- Born: c. 1947 (age 78–79) Detroit, Michigan, United States
- Education: University of Michigan
- Occupations: Commodities trader, lawyer
- Known for: First woman member of the New York Coffee and Sugar Exchange
- Children: 1, (Nicholas Jarecki)

= Marjorie Heidsieck =

American commodities trader

Marjorie Heidsieck is an American commodities trader and attorney. She is known as a high-volume trader engaging in various complex trading styles including arbitrage between New York and Chicago gold as well as London and New York sugar.

She is a member of the New York Bar and became licensed to practice law in 2002. She has worked for the U.S. Securities and Exchange Commission (SEC), the Commodity Futures Trading Commission (CFTC), and Credit Suisse. Heidsieck was the first woman member of the New York Coffee and Sugar Exchange.

== Early life and education ==
Heidsieck was born and raised in Detroit, Michigan. She graduated a year early from Holy Redeemer High School to attend the University of Michigan. Moving to New York City, she graduated from New York University with a bachelor's degree and completed graduate courses in philosophy. She subsequently earned a Juris Doctor degree and became a member of the New York Bar.

== Career ==
Prior to her trading career, Heidsieck worked at Max's Kansas City, where she became friends with emerging artists from the SoHo scene, including a then-unknown Julian Schnabel. She also worked as a receptionist at Sumitomo, a Japanese corporation.

In 1974, Heidsieck began her career at Merrill Lynch where she was hired as a trainee stockbroker. She passed the Series 7 exam there and became increasingly interested in commodity futures markets.

Heidsieck moved to Dishy Easton and Company, a commodities broker. As an assistant trader, she learned New York–Chicago gold and silver arbitrage. This was her introduction to high-volume trading.

Heidsieck accepted an offer from Shearson Hayden Stone, then headed by Sanford I. Weill, for a position as an assistant in Shearson’s foreign exchange department. There she traded foreign currencies, booked pound sterling for traders in London, and traded sugar, coffee, and precious metals. Heidsieck qualified for the President’s Council during her first year at Shearson based on her performance and volume of trading.

In 1978, Heidsieck became the first woman member admitted to the New York Coffee and Sugar Exchange in its 96-year history. She earned full floor trading privileges in coffee and sugar and later acquired a seat on COMEX.

In 1978, an Esquire magazine article reported that she earned approximately $1 million the previous year from her trading activities.

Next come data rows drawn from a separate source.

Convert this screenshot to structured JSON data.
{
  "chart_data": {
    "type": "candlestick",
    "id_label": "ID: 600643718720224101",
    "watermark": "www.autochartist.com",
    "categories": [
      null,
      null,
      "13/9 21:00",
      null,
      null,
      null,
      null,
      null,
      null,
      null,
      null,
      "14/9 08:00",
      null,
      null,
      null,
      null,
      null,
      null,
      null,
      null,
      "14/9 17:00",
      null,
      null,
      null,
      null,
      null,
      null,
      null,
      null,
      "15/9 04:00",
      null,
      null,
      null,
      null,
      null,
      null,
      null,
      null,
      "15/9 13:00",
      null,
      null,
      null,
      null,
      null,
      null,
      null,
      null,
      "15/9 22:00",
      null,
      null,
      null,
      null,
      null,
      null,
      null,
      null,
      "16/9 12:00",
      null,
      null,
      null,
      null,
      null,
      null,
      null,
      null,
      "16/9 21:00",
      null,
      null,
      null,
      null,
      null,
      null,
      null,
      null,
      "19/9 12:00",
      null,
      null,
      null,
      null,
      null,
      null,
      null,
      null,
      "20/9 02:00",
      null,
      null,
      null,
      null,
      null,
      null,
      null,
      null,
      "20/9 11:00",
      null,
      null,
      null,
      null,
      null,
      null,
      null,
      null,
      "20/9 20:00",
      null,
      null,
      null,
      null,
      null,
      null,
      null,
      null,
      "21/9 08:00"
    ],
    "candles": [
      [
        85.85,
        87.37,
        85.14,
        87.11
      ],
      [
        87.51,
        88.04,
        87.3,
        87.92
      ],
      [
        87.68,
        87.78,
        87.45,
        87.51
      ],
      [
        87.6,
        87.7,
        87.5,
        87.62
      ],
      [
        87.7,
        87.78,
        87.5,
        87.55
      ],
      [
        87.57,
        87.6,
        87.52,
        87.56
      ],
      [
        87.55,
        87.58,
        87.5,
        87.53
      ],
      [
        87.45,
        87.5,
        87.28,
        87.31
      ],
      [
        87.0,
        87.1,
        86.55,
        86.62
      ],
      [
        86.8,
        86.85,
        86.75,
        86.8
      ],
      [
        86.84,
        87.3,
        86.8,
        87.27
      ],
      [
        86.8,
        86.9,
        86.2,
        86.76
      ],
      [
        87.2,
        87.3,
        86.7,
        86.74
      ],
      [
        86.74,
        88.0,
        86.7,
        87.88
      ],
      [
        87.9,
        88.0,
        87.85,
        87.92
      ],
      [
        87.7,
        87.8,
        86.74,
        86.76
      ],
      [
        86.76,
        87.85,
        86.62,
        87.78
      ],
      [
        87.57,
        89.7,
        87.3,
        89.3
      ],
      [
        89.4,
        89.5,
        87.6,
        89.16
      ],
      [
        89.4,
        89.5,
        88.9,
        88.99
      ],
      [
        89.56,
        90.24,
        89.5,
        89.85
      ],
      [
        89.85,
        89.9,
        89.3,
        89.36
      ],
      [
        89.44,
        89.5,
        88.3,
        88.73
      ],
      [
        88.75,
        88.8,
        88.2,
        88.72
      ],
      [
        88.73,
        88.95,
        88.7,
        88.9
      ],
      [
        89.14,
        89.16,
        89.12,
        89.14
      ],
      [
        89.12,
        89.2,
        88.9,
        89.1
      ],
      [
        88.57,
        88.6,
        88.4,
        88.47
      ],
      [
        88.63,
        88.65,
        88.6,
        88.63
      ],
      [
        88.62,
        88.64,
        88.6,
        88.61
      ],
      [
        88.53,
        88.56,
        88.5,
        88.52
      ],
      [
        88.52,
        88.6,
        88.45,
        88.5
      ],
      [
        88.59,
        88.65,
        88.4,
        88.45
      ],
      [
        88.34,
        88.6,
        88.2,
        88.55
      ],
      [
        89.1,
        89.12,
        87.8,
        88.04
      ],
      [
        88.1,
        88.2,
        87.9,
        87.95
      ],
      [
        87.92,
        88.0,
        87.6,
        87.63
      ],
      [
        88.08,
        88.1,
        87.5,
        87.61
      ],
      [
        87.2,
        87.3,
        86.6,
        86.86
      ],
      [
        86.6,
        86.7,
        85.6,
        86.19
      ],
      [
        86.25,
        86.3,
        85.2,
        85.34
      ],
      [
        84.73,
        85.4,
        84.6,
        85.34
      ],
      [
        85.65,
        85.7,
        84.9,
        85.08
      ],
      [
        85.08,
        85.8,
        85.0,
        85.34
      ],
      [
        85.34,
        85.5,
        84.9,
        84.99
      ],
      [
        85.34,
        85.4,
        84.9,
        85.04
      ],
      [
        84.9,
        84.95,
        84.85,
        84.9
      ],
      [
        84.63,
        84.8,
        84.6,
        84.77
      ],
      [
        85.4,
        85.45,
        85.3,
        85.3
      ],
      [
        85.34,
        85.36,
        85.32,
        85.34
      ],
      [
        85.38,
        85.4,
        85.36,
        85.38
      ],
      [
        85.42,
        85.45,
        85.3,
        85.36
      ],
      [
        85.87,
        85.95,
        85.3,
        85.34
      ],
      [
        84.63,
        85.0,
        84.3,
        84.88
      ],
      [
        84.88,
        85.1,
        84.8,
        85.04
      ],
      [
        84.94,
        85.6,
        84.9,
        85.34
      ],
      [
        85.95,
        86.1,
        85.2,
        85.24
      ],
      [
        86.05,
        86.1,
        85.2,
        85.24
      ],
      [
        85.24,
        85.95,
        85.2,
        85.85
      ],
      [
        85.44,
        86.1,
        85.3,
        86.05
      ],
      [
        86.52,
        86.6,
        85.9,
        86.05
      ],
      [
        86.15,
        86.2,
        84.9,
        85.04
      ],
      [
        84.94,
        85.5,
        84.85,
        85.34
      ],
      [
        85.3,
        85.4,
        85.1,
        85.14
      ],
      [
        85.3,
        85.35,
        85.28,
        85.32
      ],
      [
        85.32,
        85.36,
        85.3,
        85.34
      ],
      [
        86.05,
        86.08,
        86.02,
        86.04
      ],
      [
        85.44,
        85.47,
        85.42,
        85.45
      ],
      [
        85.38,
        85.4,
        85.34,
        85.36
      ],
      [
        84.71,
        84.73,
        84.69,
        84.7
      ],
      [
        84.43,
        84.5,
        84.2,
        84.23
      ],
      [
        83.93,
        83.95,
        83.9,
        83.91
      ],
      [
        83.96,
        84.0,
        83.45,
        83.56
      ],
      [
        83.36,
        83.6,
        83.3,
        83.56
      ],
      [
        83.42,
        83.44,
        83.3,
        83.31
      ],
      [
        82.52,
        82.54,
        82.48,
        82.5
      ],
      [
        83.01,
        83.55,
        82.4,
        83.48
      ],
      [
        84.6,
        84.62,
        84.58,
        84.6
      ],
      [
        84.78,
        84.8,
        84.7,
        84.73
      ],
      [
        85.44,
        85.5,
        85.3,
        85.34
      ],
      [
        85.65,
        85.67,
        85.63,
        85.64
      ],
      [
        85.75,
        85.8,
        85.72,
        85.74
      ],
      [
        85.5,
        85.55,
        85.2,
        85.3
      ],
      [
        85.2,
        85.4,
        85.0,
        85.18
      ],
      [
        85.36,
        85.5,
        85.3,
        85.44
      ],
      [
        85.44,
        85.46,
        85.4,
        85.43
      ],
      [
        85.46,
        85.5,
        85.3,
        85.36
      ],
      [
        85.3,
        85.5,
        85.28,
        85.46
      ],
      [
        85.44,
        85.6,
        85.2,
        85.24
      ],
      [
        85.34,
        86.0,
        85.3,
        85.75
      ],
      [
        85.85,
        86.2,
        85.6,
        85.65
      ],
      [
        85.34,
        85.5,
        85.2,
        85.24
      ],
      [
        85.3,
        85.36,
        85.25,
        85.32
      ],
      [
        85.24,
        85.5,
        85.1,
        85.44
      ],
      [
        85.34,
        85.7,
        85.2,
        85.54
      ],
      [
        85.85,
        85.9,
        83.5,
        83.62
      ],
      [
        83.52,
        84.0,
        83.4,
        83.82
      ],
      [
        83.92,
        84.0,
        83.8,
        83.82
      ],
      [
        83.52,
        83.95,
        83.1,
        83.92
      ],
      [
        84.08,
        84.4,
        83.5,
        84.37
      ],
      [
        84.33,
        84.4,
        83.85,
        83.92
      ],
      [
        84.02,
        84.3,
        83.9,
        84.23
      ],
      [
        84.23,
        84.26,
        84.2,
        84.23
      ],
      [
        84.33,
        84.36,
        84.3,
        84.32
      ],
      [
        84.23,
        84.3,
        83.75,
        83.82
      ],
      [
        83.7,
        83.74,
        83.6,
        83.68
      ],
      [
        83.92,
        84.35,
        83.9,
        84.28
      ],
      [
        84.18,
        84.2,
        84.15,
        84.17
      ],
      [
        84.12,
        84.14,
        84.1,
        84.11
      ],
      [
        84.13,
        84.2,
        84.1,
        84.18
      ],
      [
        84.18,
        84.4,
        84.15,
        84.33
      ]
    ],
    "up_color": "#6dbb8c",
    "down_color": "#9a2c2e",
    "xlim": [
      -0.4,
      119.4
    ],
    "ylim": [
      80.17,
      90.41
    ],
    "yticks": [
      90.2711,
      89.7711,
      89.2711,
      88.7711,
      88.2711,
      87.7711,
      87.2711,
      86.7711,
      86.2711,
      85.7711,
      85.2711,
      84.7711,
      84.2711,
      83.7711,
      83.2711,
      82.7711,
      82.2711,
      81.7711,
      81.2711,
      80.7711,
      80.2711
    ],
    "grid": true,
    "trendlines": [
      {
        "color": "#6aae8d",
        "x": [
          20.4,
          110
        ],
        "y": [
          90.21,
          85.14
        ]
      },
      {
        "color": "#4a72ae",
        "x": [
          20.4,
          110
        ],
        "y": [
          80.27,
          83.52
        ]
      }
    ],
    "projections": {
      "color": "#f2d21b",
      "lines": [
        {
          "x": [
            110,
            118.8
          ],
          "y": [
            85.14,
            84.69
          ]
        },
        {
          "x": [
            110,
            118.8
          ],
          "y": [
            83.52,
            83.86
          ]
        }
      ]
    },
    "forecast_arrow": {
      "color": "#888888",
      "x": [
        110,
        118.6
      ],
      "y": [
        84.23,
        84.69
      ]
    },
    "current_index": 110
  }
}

In 1982, Success magazine profiled her as a “$2 Million Woman,” trading across global markets, including Chicago, New York, London, Hong Kong and Tokyo.

Heidsieck founded the Miller Commodity Corporation serving as its Chief Executive Officer and became general partner of the Rosebud Commodity Futures Fund which was offered to the public. The fund traded a diversified portfolio of commodities, including precious metals, grains, interest-rate futures, stock index futures, and energies.

Heidsieck later became an attorney and member of the New York Bar. She worked for the Commodity Futures Trading Commission, Division of Enforcement. She also worked at Credit Suisse in the regulatory division. She continues to do pro-bono legal work.

== Personal life ==
Heidsieck is the mother of Nicholas Jarecki, an American filmmaker known for Arbitrage (2012) and Crisis (2021).